Another potential problem of the Key-to-Voice could be ‘an infection control risk’ – it should be easy to decontaminate the tablet in order to prevent spreading the infectious diseases [10]. A replaceable antibacterial tablet cover that would be changed in the process of migration to another patient could solve this.
As for the research design, it has some limitations. First, participants saw the app for the first time so they were a little bit confused when it came to the tasks. It is possible that, after longer training, they would handle the app with significantly less effort and problems. Second, the hospital setting did not enable us to carry out longer interviews because of the patients’ well-being and hospital logistics and regimes (we did not want to interfere more than it was absolutely necessary). Third, rooms were shared by several patients and often it was impossible to stay with the participant alone so that he/she could not influence others. Fourth, some participants could not speak due to health reasons so, where it was possible, we gave them the questionnaire to fill in on their own. All these limitations were, nevertheless, necessary in order to observe the design being used by target users in their actual environment.
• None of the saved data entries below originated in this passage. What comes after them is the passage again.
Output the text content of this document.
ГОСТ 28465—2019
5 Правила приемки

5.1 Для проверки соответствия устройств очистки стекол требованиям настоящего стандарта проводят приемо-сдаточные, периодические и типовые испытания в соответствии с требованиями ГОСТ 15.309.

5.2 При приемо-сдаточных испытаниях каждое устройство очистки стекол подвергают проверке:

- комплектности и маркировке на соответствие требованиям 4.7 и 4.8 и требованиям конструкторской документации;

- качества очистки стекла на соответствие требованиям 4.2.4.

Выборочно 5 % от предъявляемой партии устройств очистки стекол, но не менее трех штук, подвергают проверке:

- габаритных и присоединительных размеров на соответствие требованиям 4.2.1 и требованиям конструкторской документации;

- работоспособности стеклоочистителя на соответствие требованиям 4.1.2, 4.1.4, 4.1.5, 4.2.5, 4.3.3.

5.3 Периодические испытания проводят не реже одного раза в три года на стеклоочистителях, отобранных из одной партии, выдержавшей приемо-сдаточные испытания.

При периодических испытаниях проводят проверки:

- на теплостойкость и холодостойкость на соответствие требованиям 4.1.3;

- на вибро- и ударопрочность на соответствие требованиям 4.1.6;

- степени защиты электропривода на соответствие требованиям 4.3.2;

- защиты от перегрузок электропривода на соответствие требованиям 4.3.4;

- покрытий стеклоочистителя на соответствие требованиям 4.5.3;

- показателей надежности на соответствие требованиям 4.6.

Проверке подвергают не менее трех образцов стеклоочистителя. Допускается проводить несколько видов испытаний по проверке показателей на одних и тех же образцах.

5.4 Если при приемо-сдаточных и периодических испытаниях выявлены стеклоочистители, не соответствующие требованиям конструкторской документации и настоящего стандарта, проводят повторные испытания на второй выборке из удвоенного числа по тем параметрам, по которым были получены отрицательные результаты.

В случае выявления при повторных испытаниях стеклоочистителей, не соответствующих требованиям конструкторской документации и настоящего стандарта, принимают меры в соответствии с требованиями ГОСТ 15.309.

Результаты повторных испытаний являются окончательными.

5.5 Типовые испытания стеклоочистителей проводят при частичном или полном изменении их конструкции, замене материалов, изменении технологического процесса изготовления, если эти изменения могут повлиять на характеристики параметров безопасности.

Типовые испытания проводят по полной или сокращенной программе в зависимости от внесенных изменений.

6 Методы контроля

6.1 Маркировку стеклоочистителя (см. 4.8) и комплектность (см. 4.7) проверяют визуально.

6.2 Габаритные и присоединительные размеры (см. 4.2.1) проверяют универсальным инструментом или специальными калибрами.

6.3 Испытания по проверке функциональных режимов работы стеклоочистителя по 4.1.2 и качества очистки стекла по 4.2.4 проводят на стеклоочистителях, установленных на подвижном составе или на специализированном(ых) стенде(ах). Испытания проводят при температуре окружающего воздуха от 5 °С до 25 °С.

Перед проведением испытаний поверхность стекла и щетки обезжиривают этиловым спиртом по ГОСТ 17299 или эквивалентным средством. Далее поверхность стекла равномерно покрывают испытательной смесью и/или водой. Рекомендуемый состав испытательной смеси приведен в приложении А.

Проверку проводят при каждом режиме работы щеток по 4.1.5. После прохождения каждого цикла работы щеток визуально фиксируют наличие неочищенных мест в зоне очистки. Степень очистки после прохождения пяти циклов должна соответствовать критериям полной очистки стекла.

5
Overall, our app is not perfect. There is definitely room for improvement, especially with regard to complexity of communication that is, right now, severely reduced in favour of simplicity and easiness. In the future, there is a room for some feature additions, such as typing own sentences and language mutations for foreign patients. However, from the perspective of the Czech Republic where the utilisation of any AAC intervention is still insufficient, we have proved that a tablet with proper app can be used as an AAC intervention quite easily and effectively, even in a specific environment such as hospital (ICU). Hopefully, we opened up a discussion about the implementation of the AAC interventions. From the international audience perspective, we would like to support using of AAC devices in the ICU settings where the interventions are still severely underused, as it could make communication easier for both the patients and personnel, which alone can result in better patients’ wellbeing in both physical and psychical terms. However, our study is an exploratory one, which means that it is the first study in the context of the Czech Republic that is focused on the possibility to implement an AAC intervention for improving communication in Czech hospitals. Further exploration and studies will be needed to better understand the whole issue and change the situation.
Footnotes
Acknowledgments
We would like to thank the staff of the Faculty Hospital in Motol for their cooperation and help. The research leading to these results has received funding from the Norwegian Financial Mechanism 2009–2014 and the Ministry of Education, Youth and Sports of the Czech Republic under Project Contract no. MSMT-28477/2014, Project no. 7F14236.
Conflict of interest
The authors declare that there is no conflict of interest.